April 26, 2005 in Business

INTEC loses main source of funding

By The Spokesman-Review

Officials at INTEC, a 5-year-old Spokane-area economic development agency, said they’ll look at options now that the organization has lost its primary funding from the state.

Created in 2000 to spur job development for high-tech industries, the Inland Northwest Technology Education Center received $970,000 in the current two-year state budget.

The 2006-2007 state budget, which goes into effect July 1, set aside no money for INTEC. Late in the session, Spokane leaders and legislators tried but failed to win a one-year $500,000 final allocation.

INTEC Chairman John Stone said the board will meet within 30 days to consider options, including finding new money sources and whether INTEC should continue.
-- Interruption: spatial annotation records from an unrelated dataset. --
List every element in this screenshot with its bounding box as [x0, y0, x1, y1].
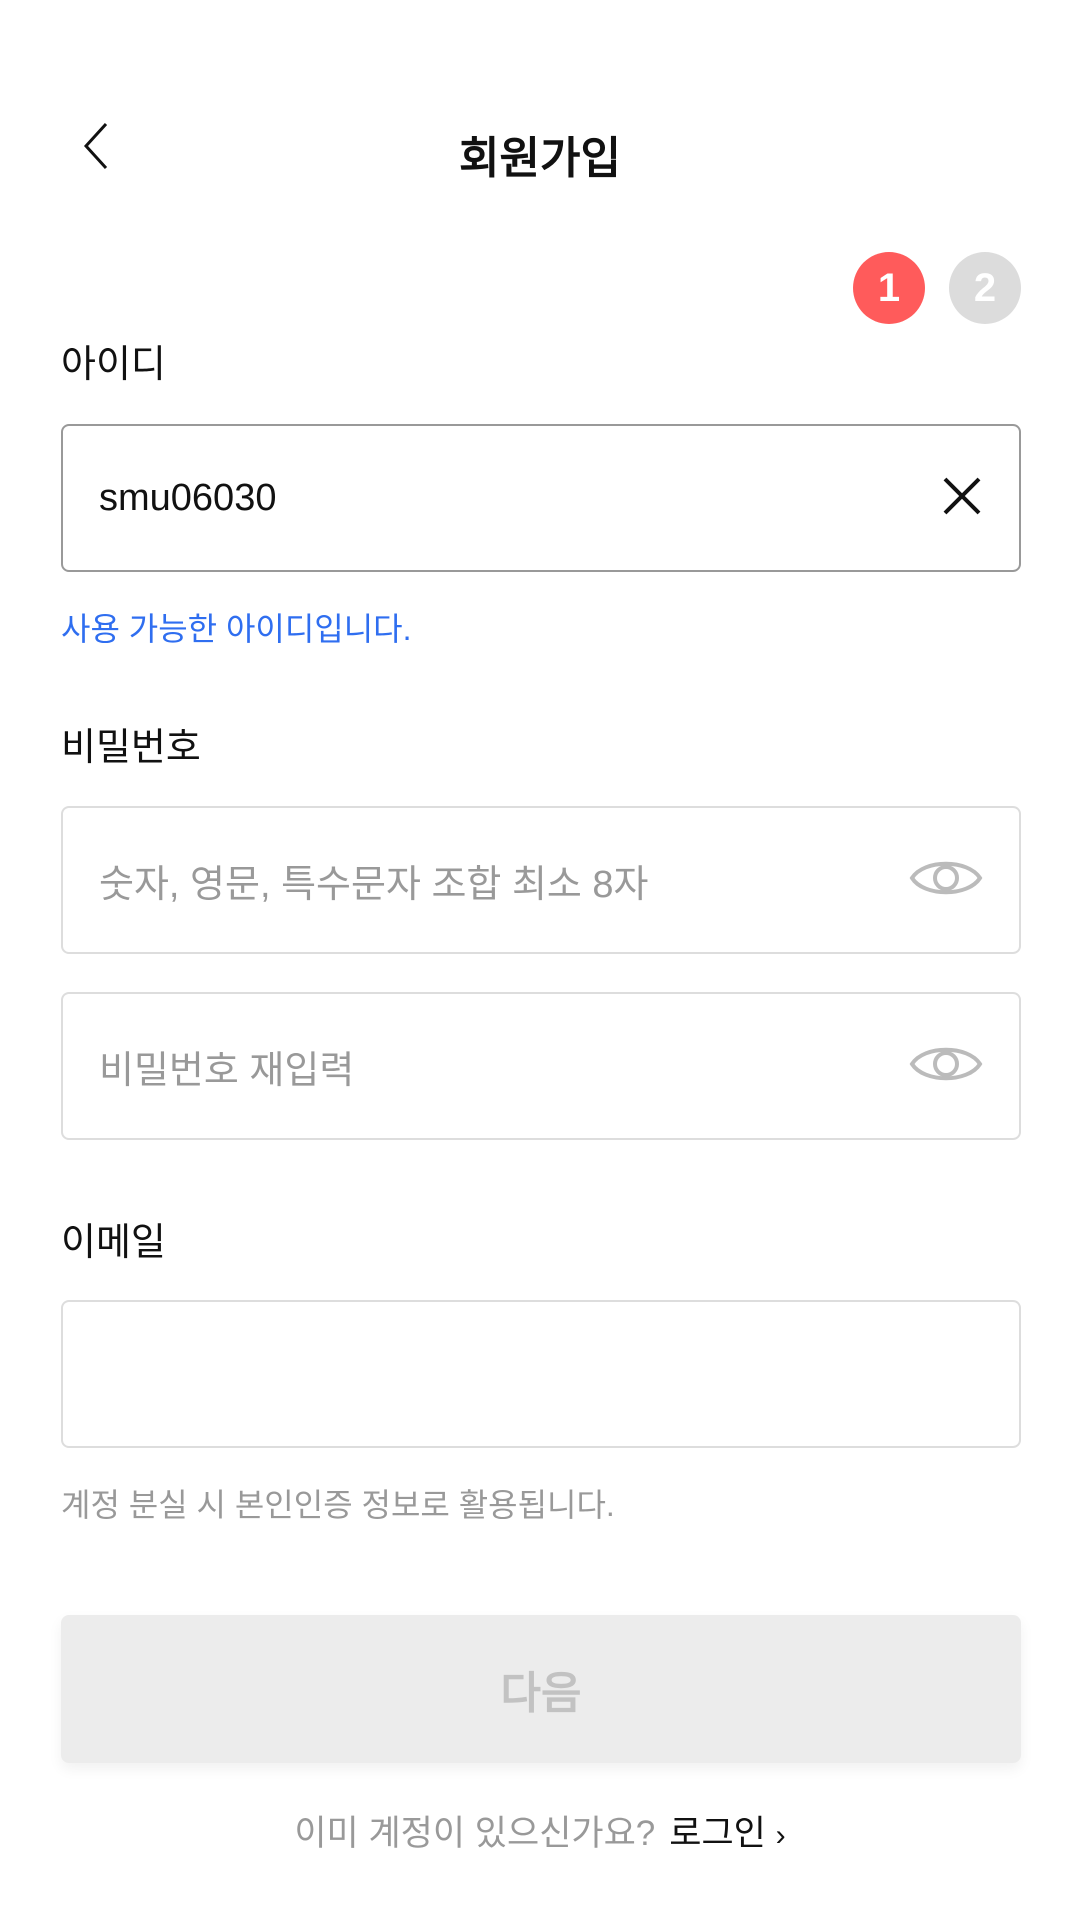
close-icon — [943, 477, 981, 514]
eye-icon — [909, 1047, 983, 1080]
page-title: 회원가입 — [459, 134, 621, 183]
show-password-toggle[interactable] — [909, 853, 983, 908]
password-placeholder: 숫자, 영문, 특수문자 조합 최소 8자 — [99, 863, 649, 906]
step-1-indicator: 1 — [853, 252, 925, 324]
id-status-message: 사용 가능한 아이디입니다. — [61, 611, 412, 647]
id-input-value: smu06030 — [99, 476, 277, 519]
email-input[interactable] — [61, 1300, 1021, 1448]
chevron-right-icon: › — [775, 1819, 786, 1852]
email-label: 이메일 — [61, 1222, 166, 1264]
login-link[interactable]: 로그인 › — [669, 1814, 785, 1853]
show-password-confirm-toggle[interactable] — [909, 1039, 983, 1094]
id-label: 아이디 — [61, 344, 166, 386]
login-prompt: 이미 계정이 있으신가요? 로그인 › — [0, 1805, 1080, 1856]
eye-icon — [909, 861, 983, 894]
login-link-label: 로그인 — [669, 1814, 766, 1853]
password-confirm-input[interactable]: 비밀번호 재입력 — [61, 992, 1021, 1140]
id-input[interactable]: smu06030 — [61, 424, 1021, 572]
password-input[interactable]: 숫자, 영문, 특수문자 조합 최소 8자 — [61, 806, 1021, 954]
clear-button[interactable] — [941, 475, 983, 522]
login-question: 이미 계정이 있으신가요? — [294, 1814, 656, 1853]
password-confirm-placeholder: 비밀번호 재입력 — [99, 1049, 355, 1092]
next-button[interactable]: 다음 — [61, 1615, 1021, 1763]
step-2-indicator: 2 — [949, 252, 1021, 324]
email-hint: 계정 분실 시 본인인증 정보로 활용됩니다. — [61, 1487, 615, 1523]
password-label: 비밀번호 — [61, 727, 201, 769]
But losing about $1 million from a total $1.4 million budget leaves INTEC with dire choices, he said.

The board approved a plan last week allowing one of its initiatives, Connect Northwest, to spin off as an independent program. Connect Northwest, created by INTEC a year ago, is focused on linking local entrepreneurs with consultants, lenders and business experts. Its goal is job formation through networking and business assistance.

Spokane County has set aside about $200,000 for the Connect Northwest program this year with a possible additional $100,000 in the second half of 2005.
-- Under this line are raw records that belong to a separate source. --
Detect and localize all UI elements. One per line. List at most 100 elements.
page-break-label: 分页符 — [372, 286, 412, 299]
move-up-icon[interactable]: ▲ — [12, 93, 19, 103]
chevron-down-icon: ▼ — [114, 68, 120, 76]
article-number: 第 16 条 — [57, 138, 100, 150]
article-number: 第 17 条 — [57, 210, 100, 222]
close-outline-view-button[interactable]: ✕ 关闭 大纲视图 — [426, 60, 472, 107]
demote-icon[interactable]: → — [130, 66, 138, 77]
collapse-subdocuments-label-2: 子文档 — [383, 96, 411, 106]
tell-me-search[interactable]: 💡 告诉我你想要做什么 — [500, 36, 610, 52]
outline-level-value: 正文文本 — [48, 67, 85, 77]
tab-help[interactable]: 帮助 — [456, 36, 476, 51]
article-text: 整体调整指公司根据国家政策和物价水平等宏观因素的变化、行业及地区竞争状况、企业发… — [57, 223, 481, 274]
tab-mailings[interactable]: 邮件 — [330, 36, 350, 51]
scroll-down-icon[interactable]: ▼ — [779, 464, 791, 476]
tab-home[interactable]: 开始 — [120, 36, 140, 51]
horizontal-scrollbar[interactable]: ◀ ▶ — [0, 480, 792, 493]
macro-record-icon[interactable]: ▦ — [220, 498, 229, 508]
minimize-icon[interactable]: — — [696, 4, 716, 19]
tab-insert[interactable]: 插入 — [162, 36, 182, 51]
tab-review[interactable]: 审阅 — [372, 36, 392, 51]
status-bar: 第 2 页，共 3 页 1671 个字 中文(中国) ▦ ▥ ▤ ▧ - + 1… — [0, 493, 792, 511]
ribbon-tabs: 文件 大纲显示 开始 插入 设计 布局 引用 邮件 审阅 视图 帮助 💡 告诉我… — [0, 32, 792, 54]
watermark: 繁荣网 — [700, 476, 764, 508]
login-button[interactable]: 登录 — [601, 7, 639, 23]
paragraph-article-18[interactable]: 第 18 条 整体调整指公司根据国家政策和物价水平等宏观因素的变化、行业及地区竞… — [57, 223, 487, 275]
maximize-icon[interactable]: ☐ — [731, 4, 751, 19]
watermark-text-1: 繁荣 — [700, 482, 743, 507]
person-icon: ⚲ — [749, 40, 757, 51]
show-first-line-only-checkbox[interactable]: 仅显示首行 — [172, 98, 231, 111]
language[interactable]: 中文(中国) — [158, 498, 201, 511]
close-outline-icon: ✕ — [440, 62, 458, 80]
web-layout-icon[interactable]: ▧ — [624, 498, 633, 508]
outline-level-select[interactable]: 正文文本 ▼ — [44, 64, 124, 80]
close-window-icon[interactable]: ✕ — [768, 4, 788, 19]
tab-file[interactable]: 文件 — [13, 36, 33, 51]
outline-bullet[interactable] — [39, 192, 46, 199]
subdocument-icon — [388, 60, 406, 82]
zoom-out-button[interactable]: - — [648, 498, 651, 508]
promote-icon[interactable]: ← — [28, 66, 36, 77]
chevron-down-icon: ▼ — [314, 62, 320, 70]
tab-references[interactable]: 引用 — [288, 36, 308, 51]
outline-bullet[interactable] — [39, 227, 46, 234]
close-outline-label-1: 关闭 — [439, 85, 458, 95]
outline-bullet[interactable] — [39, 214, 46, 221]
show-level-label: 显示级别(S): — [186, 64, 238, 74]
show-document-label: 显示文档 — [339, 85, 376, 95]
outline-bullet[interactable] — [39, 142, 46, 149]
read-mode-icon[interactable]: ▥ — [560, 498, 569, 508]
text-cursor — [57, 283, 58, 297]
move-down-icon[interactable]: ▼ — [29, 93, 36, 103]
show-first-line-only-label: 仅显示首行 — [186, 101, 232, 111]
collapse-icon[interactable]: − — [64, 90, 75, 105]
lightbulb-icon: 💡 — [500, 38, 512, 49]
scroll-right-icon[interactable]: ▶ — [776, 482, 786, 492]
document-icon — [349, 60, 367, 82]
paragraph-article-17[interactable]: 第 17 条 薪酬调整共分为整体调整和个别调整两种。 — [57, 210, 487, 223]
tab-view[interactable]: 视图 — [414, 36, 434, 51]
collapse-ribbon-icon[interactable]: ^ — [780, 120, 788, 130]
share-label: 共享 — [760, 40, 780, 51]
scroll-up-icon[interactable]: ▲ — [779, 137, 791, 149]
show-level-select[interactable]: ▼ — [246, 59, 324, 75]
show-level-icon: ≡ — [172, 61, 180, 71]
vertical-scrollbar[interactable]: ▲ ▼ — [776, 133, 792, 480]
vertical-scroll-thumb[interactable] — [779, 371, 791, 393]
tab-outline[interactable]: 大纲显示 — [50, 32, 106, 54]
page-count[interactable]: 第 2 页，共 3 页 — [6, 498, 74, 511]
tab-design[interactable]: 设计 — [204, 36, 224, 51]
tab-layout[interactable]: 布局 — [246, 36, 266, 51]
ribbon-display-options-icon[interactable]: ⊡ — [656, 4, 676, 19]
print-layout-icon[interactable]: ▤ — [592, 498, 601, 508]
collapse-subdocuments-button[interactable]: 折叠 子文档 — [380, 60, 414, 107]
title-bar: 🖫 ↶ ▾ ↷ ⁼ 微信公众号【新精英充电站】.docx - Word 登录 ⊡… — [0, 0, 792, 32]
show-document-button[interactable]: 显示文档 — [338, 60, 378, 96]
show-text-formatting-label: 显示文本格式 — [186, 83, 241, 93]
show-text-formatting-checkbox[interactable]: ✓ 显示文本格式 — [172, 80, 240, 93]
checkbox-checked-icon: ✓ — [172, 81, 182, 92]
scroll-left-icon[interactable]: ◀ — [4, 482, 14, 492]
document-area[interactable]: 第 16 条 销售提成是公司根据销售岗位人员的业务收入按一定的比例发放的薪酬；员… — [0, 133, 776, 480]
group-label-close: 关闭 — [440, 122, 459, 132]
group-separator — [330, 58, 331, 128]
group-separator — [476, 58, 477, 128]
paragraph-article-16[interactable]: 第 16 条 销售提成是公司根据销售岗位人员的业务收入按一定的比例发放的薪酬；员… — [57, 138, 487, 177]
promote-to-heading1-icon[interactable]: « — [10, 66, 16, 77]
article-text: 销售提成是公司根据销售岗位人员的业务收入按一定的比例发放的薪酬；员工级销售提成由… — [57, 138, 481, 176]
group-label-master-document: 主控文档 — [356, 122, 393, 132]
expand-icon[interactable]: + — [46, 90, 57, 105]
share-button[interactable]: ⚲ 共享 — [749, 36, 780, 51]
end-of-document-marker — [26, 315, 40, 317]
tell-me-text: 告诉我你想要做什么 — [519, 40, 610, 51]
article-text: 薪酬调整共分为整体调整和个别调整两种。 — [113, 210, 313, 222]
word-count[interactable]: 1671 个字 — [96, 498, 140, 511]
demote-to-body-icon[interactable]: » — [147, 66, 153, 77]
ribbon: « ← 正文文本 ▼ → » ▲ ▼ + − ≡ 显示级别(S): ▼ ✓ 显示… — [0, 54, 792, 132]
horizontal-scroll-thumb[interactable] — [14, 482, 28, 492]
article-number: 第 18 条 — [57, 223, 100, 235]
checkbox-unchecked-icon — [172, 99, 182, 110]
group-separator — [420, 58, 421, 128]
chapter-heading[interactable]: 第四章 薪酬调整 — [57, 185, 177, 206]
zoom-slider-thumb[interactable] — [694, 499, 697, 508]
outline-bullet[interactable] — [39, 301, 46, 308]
INTEC board members agreed that Connect Northwest will operate more effectively as a separate entity, Stone said.

Stone said one issue facing INTEC is what to do with about $100,000 that will remain in the agency’s bank account on July 1. That money could be given to Connect Northwest or used to reconstitute a smaller, more focused INTEC operation, he said.

“I must say I’m highly disappointed in our community leadership in allowing this kind of thing to happen, over funding for the Fox Theater and other things” that gained state money, Stone said.

The Fox Theater received $2.5 million in state money towards its renovation as the home of the Spokane Symphony.

Stone said work force training, especially in Spokane where poverty is still high, should have received more priority than cultural organizations.

“It makes me think of Marie Antoinette and ‘Let them eat cake.’ ” Stone continued. “They have $2.5 million for the Fox Theater. But money for jobs and work force training are not available.”